The REX Shares ETF went dwell at this time and garnered $8 million in quantity throughout the first 20 minutes, however SOL is lagging behind different main cryptocurrencies.
Lower than every week after Bloomberg ETF analyst Eric Balchunas reported {that a} Solana Staking ETF might launch quickly, REX Shares’ Solana ETF went dwell at this time. Nonetheless, SOL is underperforming ETH, regardless of respectable buying and selling quantity on the ETF’s launch.
SOL is up 4% at this time; nevertheless, ETH is main all main tokens at this time and is up 6.9%, almost reclaiming the $2,700 mark.

The token’s underperformance could also be as a result of ETF being handled as a “promote the information” occasion by holders, or is also exacerbated by the ETF’s controversial nature.
This ETF particularly is sparking debate on betting markets comparable to Polymarket, as a result of it launched with “no objection” from the Securities and Trade Fee (SEC), versus a conventional “ S-1 ‘33 Act Spot ETF” approval. Polymarket bettors are nonetheless divided over the decision of associated markets. Seyffart mentioned that this isn’t the primary time that Polymarket bets on ETF approvals have confronted such dilemmas.
The shortage of full SEC approval might doubtlessly act as a deterrent for institutional traders, who require full regulatory readability to deploy capital.

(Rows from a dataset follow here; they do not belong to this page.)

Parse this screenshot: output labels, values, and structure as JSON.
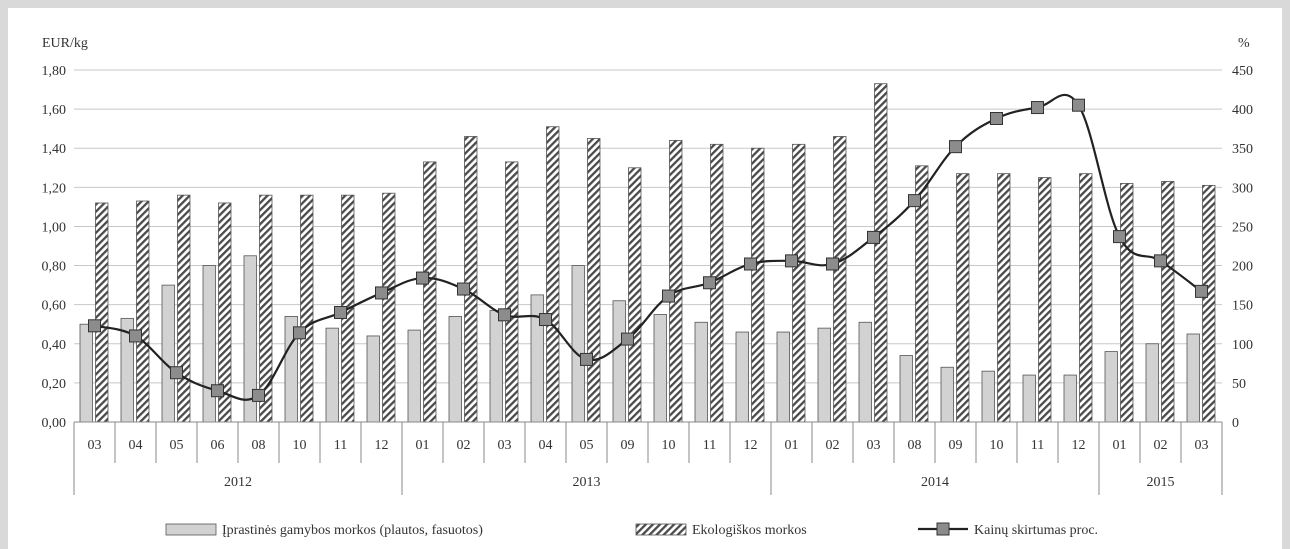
{
  "chart_data": {
    "type": "bar",
    "y_left_label": "EUR/kg",
    "y_right_label": "%",
    "ylim_left": [
      0,
      1.8
    ],
    "ylim_right": [
      0,
      450
    ],
    "y_left_ticks": [
      "0,00",
      "0,20",
      "0,40",
      "0,60",
      "0,80",
      "1,00",
      "1,20",
      "1,40",
      "1,60",
      "1,80"
    ],
    "y_right_ticks": [
      "0",
      "50",
      "100",
      "150",
      "200",
      "250",
      "300",
      "350",
      "400",
      "450"
    ],
    "grid": true,
    "legend_position": "bottom",
    "categories": [
      "03",
      "04",
      "05",
      "06",
      "08",
      "10",
      "11",
      "12",
      "01",
      "02",
      "03",
      "04",
      "05",
      "09",
      "10",
      "11",
      "12",
      "01",
      "02",
      "03",
      "08",
      "09",
      "10",
      "11",
      "12",
      "01",
      "02",
      "03"
    ],
    "years": [
      {
        "label": "2012",
        "count": 8
      },
      {
        "label": "2013",
        "count": 9
      },
      {
        "label": "2014",
        "count": 8
      },
      {
        "label": "2015",
        "count": 3
      }
    ],
    "series": [
      {
        "name": "Įprastinės gamybos morkos (plautos, fasuotos)",
        "type": "bar",
        "axis": "left",
        "pattern": "solid-gray",
        "values": [
          0.5,
          0.53,
          0.7,
          0.8,
          0.85,
          0.54,
          0.48,
          0.44,
          0.47,
          0.54,
          0.57,
          0.65,
          0.8,
          0.62,
          0.55,
          0.51,
          0.46,
          0.46,
          0.48,
          0.51,
          0.34,
          0.28,
          0.26,
          0.24,
          0.24,
          0.36,
          0.4,
          0.45
        ]
      },
      {
        "name": "Ekologiškos morkos",
        "type": "bar",
        "axis": "left",
        "pattern": "diagonal-hatch",
        "values": [
          1.12,
          1.13,
          1.16,
          1.12,
          1.16,
          1.16,
          1.16,
          1.17,
          1.33,
          1.46,
          1.33,
          1.51,
          1.45,
          1.3,
          1.44,
          1.42,
          1.4,
          1.42,
          1.46,
          1.73,
          1.31,
          1.27,
          1.27,
          1.25,
          1.27,
          1.22,
          1.23,
          1.21
        ]
      },
      {
        "name": "Kainų skirtumas proc.",
        "type": "line",
        "axis": "right",
        "marker": "square",
        "values": [
          123,
          110,
          63,
          40,
          34,
          114,
          140,
          165,
          184,
          170,
          137,
          131,
          80,
          106,
          161,
          178,
          202,
          206,
          202,
          236,
          283,
          352,
          388,
          402,
          405,
          237,
          206,
          167
        ]
      }
    ]
  }
}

REX Shares can also be a comparatively small ETP issuer in comparison with behemoths like BlackRock. REX Shares reported simply over $5 billion in property below administration (AUM) in 2024, in comparison with BlackRock’s $11.5 trillion. This might additionally end in liquidity constraints for the REX Shares SOL Staking ETF.
Regardless of SOL’s underperformance, the primary Solana staking ETF opened the day with greater than $8 million in quantity over the primary 20 minutes, a “wholesome begin” in keeping with Bloomberg’s James Seyffart.